As webchick outlines in 28, Kubernetes have a clear and concise guideline – and one I know I can be happy with.

catch’s picture

Related issues:

The thing that is different for us vs. Kubernetes and most github-based projects is this bit:

"..and if you cannot explain why a change was made, the PR will be closed.

When responding to review comments, you must do so without relying on AI tools. Reviewers want to engage directly with you, not with generated responses. If you do not engage directly with reviewers, the PR will be closed."

If an issue and MR is opened by someone who behaves like this, then we can close that specific issue. But so far this is not the common case.

What's more common is someone does it on an existing issue that someone else has opened. We can't just close the issue without rejecting genuine work done by other people. A lot of the 'feed the issue into an LLM and post the unedited output' type behaviour has been on existing issues including commits to MRs that were already in progress.

We can try to ignore comments, and rollback commits but the only tools we have in those situations are:

- 'tell people off and hope they stop'

- 'tell employers off if we think the behaviour is the result of directed credit farming'

- 'ask the da/site moderators to ban the account' and

- 'de-list the company from the marketplace'.
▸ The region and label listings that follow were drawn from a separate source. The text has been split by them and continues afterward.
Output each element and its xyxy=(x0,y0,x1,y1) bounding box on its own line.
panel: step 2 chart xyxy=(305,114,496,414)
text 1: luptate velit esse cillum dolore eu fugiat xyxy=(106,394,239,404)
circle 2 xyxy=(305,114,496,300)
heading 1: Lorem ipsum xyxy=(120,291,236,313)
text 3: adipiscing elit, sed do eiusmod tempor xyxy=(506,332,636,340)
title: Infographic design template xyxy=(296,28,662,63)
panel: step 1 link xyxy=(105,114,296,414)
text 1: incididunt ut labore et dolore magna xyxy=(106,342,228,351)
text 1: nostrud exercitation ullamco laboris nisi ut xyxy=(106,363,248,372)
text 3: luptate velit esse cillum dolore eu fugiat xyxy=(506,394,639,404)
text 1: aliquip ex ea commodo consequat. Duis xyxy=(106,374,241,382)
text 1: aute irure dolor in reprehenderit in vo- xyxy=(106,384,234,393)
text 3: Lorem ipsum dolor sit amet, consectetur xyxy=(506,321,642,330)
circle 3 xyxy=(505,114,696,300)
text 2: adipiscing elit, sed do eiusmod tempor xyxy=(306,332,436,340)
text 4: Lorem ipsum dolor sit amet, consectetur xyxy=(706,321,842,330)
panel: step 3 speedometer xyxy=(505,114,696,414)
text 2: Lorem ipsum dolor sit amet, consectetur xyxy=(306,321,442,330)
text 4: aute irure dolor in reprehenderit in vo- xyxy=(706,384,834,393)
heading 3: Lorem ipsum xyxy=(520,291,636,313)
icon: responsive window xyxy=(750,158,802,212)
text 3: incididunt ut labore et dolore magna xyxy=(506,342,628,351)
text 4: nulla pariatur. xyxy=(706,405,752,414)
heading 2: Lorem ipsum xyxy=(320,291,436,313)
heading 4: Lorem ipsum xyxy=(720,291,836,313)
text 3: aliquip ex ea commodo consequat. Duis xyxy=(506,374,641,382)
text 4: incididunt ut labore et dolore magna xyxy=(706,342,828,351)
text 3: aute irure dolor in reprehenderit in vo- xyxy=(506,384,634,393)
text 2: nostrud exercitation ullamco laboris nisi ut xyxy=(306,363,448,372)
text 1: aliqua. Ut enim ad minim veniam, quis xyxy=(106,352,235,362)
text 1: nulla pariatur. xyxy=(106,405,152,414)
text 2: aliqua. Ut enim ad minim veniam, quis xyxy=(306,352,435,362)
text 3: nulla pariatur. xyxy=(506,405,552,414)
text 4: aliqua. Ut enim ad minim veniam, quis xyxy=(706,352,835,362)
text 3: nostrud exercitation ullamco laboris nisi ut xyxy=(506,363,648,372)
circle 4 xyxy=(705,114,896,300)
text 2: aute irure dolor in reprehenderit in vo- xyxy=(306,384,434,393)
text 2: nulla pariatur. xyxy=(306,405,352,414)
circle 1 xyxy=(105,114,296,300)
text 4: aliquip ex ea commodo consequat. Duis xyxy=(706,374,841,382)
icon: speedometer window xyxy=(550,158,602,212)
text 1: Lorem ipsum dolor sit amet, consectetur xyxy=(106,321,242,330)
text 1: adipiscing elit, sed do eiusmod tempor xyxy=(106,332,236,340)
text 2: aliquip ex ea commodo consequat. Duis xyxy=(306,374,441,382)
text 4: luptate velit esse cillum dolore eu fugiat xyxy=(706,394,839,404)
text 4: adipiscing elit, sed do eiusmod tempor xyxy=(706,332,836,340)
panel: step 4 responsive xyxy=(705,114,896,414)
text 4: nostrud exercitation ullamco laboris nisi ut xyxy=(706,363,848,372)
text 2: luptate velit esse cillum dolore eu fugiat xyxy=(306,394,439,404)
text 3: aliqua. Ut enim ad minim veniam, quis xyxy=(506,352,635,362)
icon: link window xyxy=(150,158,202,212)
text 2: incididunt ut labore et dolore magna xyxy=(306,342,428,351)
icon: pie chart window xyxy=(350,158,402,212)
Variations of these ended up getting applied when people were posting screenshots of them applying patches in a very liberal interpretation of the contribution guidelines that adding screenshots to an issue was valid for issue credit a couple of years ago (obviously to show ux issues not that git apply works). That behaviour eventually slowed down but it was a losing battle for a while before it. LLM output is generally a lot more plausible and verbose than a screenshot of a patch applying and there is more plausible deniability about the behaviour.

So on d.o (and equally on gitlab issues) we will often not have the option of closing an issue, but instead there will either be no consequences except social opprobrium, or a ban hammer, with very little in-between.

The implications for disruption of existing issues are also higher and while the frequency of this is still low on d.o I'm already seeing that happen - someone wades in with non-sequitor comments and/or commits and kills the issue because it's a lot of effort to roll those back in order to then go forwards again.

aporie’s picture

I'm also adding how the Linux Kernel deals with AI contributions.

They include the Licencing issue which basically falls back under the code contributor.

quietone’s picture

Status: Active » Postponed (maintainer needs more info)

It looks like the remaining concern is about copyright. As I read the policy, it is sufficient. So, I think this can be RTBC.

But maybe someone has a suggestion for improving the section about copyright?

hestenet’s picture

Issue summary: View changes

Updating the issue summary to more accurately reflect the current state - issue remaining postponed on copyright (which is a broadly outstanding issue across the industry and across jurisdictions and maybe should a) have a separate issue or b) be as simple as 'contributions must be compatible with the GPL, including all relevant copyright regulations and restrictions in your jurisdiction' - which is a punt - but importantly it's a punt to say 'we will follow the actual legal standard once one is established'

quietone’s picture

Status: Postponed (maintainer needs more info) » Needs work

@hestenet, thanks for the issue summary update.

I support adding 'contributions must be compatible with the GPL, including all relevant copyright regulations and restrictions in your jurisdiction' to this as a best effort for now. I am changing the status to needs work to add this suggestion. It just seems to emphasize that point, it is not a change of our intention.

And I think a new issue for legal advise in the Drupal Licensing Working Group project makes sense.